Duluth’s Depression-era efforts helped retain most of its population, which by 1940 had dropped by less than half a percent to 101,065. (Superior, at 35,136, had lost almost 3 percent.) The city encompassed sixty-seven square miles. More than twenty thousand students attended its three colleges, forty-four public schools, and fourteen parochial schools. Five hospitals, 80 parks, and 105 churches and temples served the city. Eight major railroads brought goods and people to and from Duluth. The city offered jobs with 151 manufacturers, 206 wholesalers, 1420 retailers, and a dozen banks, while coal, grain, and iron ore continued to flow through the ship canal. Citizens got their news from three radio stations, five weekly newspapers, and three dailies—one published in Finnish.

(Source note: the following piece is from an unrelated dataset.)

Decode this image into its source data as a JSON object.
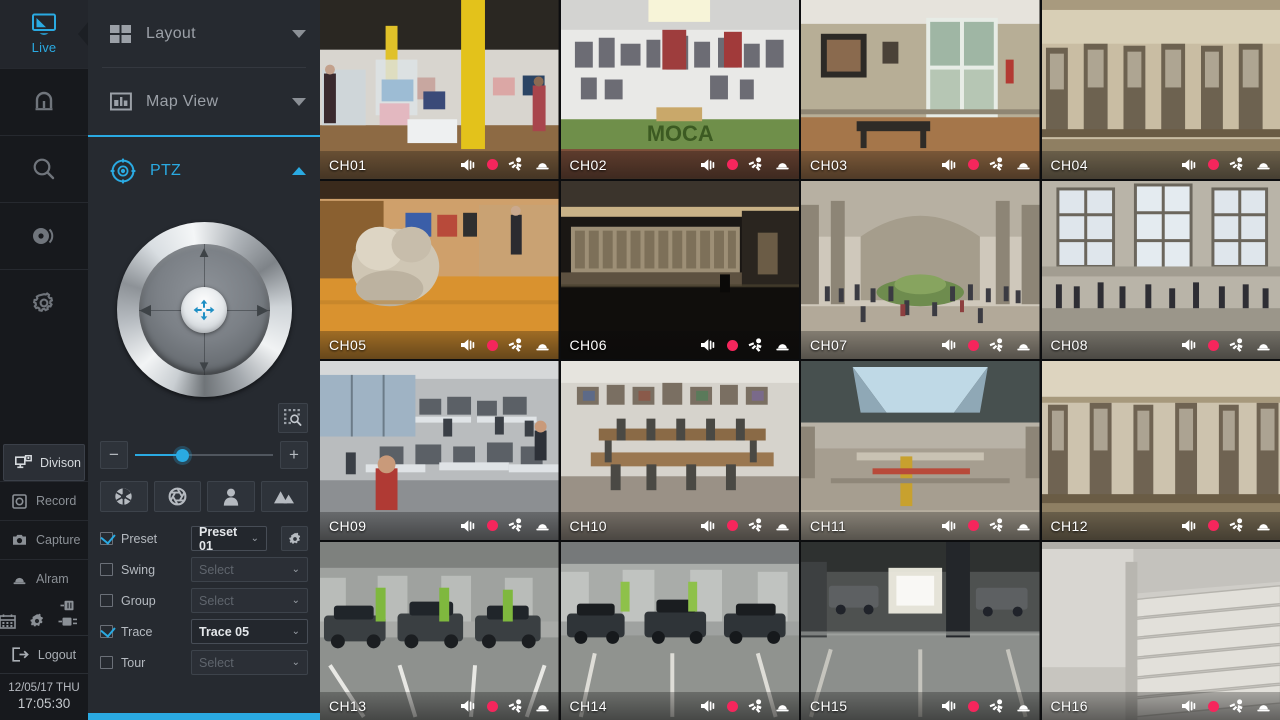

But while most of Duluth had weathered the Depression, some industry failed. The F. A. Patrick woolen mills closed in 1931 following its founder’s death. American Carbolite—which once employed three hundred people making its namesake compound that, when burned, produced acetylene gas—closed in 1943. The fishing industry’s annual catch dropped 60 percent and, thanks to invasive species and overharvesting, never recovered as a major employer.

The wholesale food industry also took a hit. The McDougall Terminal, served by its “Poker Fleet” of five refrigerated cargo ships named for the cards in a royal flush, fell into receivership in 1930. The Gowan-Lenning-Brown Company, once the region’s premier wholesale grocer, closed in 1933. Four years later, Stone-Ordean-Wells—whose history reached back to 1872—also shut down. The Rust-Parker Company held on until 1947.